A number of countries, led by Sweden, Poland, Hungary and the Baltic States, have been pushing for tougher action against the Putin regime, but states including Germany, the Netherlands and Italy have urged more caution. Russia is the European Union’s third-largest trading partner and supplies about 30 per cent of the EU’s gas.
Minister of State for European Affairs Paschal Donohoe, who will attend today’s summit with Taoiseach Enda Kenny, said it was in Ireland’s interest to back sanctions against Russia.
“It is our duty, as well as being in our national interest, to uphold international law and support the measures being proposed at EU level to deal with the Russian intervention in the Crimea,” said Mr Donohoe. He said it was quite clear international law had been broken and an appropriate response was essential.

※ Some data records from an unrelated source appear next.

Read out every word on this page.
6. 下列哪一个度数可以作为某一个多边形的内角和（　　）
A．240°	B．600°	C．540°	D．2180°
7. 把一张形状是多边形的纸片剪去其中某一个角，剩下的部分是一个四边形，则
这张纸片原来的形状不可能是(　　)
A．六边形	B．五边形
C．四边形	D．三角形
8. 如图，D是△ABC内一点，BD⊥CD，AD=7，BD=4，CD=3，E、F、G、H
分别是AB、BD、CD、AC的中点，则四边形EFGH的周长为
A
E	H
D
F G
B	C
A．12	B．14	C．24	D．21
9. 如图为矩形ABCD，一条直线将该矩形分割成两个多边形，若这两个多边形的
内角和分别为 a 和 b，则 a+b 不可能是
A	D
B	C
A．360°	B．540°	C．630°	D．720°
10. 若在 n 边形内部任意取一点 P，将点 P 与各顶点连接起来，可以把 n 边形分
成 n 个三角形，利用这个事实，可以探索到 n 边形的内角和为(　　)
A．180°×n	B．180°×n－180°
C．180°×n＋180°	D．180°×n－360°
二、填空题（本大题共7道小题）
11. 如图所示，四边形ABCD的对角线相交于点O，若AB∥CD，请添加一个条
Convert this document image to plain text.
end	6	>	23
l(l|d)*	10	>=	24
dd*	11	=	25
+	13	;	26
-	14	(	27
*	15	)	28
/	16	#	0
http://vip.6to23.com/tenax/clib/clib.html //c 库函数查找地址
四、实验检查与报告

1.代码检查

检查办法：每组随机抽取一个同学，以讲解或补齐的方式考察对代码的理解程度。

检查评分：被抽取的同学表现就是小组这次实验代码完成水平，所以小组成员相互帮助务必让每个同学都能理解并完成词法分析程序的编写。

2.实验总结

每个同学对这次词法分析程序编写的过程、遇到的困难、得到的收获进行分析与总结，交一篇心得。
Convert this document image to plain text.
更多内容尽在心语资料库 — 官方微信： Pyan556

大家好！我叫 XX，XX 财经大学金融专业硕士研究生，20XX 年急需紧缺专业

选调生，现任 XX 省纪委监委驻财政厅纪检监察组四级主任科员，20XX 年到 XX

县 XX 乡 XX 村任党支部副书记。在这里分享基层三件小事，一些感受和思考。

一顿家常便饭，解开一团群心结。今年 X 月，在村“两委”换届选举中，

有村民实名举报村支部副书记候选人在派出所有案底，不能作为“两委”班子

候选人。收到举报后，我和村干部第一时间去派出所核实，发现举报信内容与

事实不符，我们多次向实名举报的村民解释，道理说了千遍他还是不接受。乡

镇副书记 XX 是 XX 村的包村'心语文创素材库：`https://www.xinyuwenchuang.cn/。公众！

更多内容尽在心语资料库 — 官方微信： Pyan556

The EU is scheduled to sign the political part of the agreement with Ukraine that was rejected by the former Ukrainian government in November, a move that prompted the subsequent crisis. The EU has so far taken an incremental approach to sanctions against Russia, implementing visa restrictions two weeks ago, and sanctions on 21 individuals at a foreign affairs ministers meeting on Monday.
Today will be the first meeting of leaders since Russia’s effective annexation of Crimea earlier this week.
Though the move was widely condemned by EU leaders and heads of state, EU officials said yesterday there was still no consensus among member states over whether Russia’s actions required a more robust response.
However, the EU will also explore ways of reducing dependence on Russian gas at the summit.
Yesterday masked pro-Russian forces seized Ukraine’s naval headquarters in Sevastopol, Crimea, a day after a Ukrainian soldier was shot dead.
Acting Ukrainian president Oleksander Turchinov warned Russia it would take action if pressure on its forces in Crimea continued.
Meanwhile, Nato secretary general Anders Fogh Rasmussen, speaking in Washington, accused Russia of attempting to “redraw the map of Europe”, and creating “the most serious security crisis since the end of the cold war”.
Also yesterday, speaking in the Lithuanian capital Vilnius on the second day of a two-day tour of eastern Europe, American vice-president Joe Biden warned Russia that it faces “increasing political and economic isolation”.